Language Models

All of the available DanSpeech language models are shown below. If you need to finetune or train your own model, then you can find more information at DanSpeech training repository.

Recommended usage for all language models (except a custom model):

from danspeech.language_models import DSL3gram
lm = DSL3gram()

Method

All language models are n-gram models with modified Kneser-Ney smoothing constructed from large text-corpora.

They have been generated with the use of kenLM.

Available models

danspeech.language_models.DSL3gram(cache_dir=None)

DSL 3-gram language model. This is the best performing for out test cases along with DSL 5-gram.

Parameters

cache_dir (str) – If you wish to use custom directory to stash/cache your models. This is generally not recommended, and if left out, the DanSpeech models will be stored in the ~/.danspeech/lms/ folder.

Returns

path to .klm language model

Return type

str

danspeech.language_models.DSL5gram(cache_dir=None)

DSL 5-gram language model. This is the best performing for out test cases along with DSL 3-gram.

Parameters

cache_dir (str) – If you wish to use custom directory to stash/cache your models. This is generally not recommended, and if left out, the DanSpeech models will be stored in the ~/.danspeech/lms/ folder.

Returns

path to .klm language model

Return type

str

danspeech.language_models.DSLWiki3gram(cache_dir=None)

DSL and wikipedia corpus trained 3-gram model.

Parameters

cache_dir (str) – If you wish to use custom directory to stash/cache your models. This is generally not recommended, and if left out, the DanSpeech models will be stored in the ~/.danspeech/lms/ folder.

Returns

path to .klm language model

Return type

str

danspeech.language_models.DSLWiki5gram(cache_dir=None)

DSL and wikipedia corpus trained 5-gram model.

Parameters

cache_dir (str) – If you wish to use custom directory to stash/cache your models. This is generally not recommended, and if left out, the DanSpeech models will be stored in the ~/.danspeech/lms/ folder.

Returns

path to .klm language model

Return type

str

danspeech.language_models.DSLWikiLeipzig3gram(cache_dir=None)

DSL, wikipedia and Leipzig corpus trained 3-gram model.

Parameters

cache_dir (str) – If you wish to use custom directory to stash/cache your models. This is generally not recommended, and if left out, the DanSpeech models will be stored in the ~/.danspeech/lms/ folder.

Returns

path to .klm language model

Return type

str

danspeech.language_models.Wiki3gram(cache_dir=None)
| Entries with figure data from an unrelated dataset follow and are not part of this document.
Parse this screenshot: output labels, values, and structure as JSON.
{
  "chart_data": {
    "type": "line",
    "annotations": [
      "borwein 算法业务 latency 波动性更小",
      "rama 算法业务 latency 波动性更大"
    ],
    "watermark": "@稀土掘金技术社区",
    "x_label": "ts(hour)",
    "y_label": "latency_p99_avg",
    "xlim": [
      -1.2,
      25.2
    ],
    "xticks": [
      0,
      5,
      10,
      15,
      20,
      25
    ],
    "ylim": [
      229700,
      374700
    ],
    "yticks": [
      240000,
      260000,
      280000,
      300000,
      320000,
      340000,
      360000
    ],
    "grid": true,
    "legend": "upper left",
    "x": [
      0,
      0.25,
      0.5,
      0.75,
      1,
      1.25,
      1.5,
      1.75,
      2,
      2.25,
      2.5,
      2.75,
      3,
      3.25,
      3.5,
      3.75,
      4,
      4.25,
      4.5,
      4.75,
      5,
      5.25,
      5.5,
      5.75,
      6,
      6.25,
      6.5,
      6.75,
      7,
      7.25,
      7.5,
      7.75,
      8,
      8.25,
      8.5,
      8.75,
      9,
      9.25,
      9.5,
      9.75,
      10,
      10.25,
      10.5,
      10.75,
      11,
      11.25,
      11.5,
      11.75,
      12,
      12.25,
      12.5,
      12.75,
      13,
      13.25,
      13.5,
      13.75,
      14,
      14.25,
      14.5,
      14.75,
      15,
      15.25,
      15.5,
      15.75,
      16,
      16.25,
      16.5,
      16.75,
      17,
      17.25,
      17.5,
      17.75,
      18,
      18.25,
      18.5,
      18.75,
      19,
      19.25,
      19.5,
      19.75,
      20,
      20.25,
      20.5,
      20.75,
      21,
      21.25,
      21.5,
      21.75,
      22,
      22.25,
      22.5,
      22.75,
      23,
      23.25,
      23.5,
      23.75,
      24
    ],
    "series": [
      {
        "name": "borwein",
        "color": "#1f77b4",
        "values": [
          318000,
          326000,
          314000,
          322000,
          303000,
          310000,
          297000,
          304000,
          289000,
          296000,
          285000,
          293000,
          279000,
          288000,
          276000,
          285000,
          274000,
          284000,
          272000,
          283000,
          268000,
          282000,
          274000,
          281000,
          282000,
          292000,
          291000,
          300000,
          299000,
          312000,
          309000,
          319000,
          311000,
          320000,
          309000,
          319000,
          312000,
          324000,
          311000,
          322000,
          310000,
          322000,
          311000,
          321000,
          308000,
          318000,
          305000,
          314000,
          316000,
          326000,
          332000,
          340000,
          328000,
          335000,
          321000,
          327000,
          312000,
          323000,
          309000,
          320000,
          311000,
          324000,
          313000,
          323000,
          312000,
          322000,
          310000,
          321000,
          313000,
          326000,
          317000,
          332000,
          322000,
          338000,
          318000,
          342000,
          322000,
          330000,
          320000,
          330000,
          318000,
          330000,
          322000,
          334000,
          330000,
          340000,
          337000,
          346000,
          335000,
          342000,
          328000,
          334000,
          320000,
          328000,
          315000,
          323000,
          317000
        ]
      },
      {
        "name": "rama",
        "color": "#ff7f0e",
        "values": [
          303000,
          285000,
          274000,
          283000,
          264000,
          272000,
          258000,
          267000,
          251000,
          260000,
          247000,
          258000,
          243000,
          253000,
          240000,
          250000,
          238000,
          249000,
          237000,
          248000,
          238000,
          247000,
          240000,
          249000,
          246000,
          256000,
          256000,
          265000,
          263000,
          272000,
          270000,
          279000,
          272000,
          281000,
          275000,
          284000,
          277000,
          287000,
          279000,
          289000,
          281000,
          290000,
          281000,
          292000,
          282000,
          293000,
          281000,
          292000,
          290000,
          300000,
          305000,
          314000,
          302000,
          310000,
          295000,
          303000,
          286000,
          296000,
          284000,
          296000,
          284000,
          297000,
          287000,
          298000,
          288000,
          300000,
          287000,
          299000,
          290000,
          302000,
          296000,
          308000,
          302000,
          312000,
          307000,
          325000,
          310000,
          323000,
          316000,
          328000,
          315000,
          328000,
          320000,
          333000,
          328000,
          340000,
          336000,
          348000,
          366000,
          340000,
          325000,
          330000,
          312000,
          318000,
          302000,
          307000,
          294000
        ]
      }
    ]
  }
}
wikipedia corpus trained 3-gram model.

Parameters

cache_dir (str) – If you wish to use custom directory to stash/cache your models. This is generally not recommended, and if left out, the DanSpeech models will be stored in the ~/.danspeech/lms/ folder.

Returns

path to .klm language model

Return type

str

danspeech.language_models.Wiki5gram(cache_dir=None)

wikipedia corpus trained 5-gram model.

Parameters

cache_dir (str) – If you wish to use custom directory to stash/cache your models. This is generally not recommended, and if left out, the DanSpeech models will be stored in the ~/.danspeech/lms/ folder.

Returns

path to .klm language model

Return type

str

danspeech.language_models.Folketinget3gram(cache_dir=None)

3-gram language model trained on all meeting summaries from the Danish Parliament (Folketinget)

Parameters

cache_dir (str) – If you wish to use custom directory to stash/cache your models. This is generally not recommended, and if left out, the DanSpeech models will be stored in the ~/.danspeech/lms/ folder.

Returns

path to .klm language model

Return type

str

danspeech.language_models.DSL3gramWithNames(cache_dir=None)

Includes DSL + a bias towards the most common names in Denmark.

DSL 3-gram language model. This is the best performing for out test cases along with DSL 5-gram.

Parameters

cache_dir (str) – If you wish to use custom directory to stash/cache your models. This is generally not recommended, and if left out, the DanSpeech models will be stored in the ~/.danspeech/lms/ folder.

Returns

path to .klm language model

Return type

str

danspeech.language_models.CustomLanguageModel(path)

Custom language model. This is actually a dummy wrapper, and you may also pass the path to your custom .klm model directly to the recognizer.

Parameters

path (str) – Path to a .klm language model

Returns

path to .klm language model

Return type

str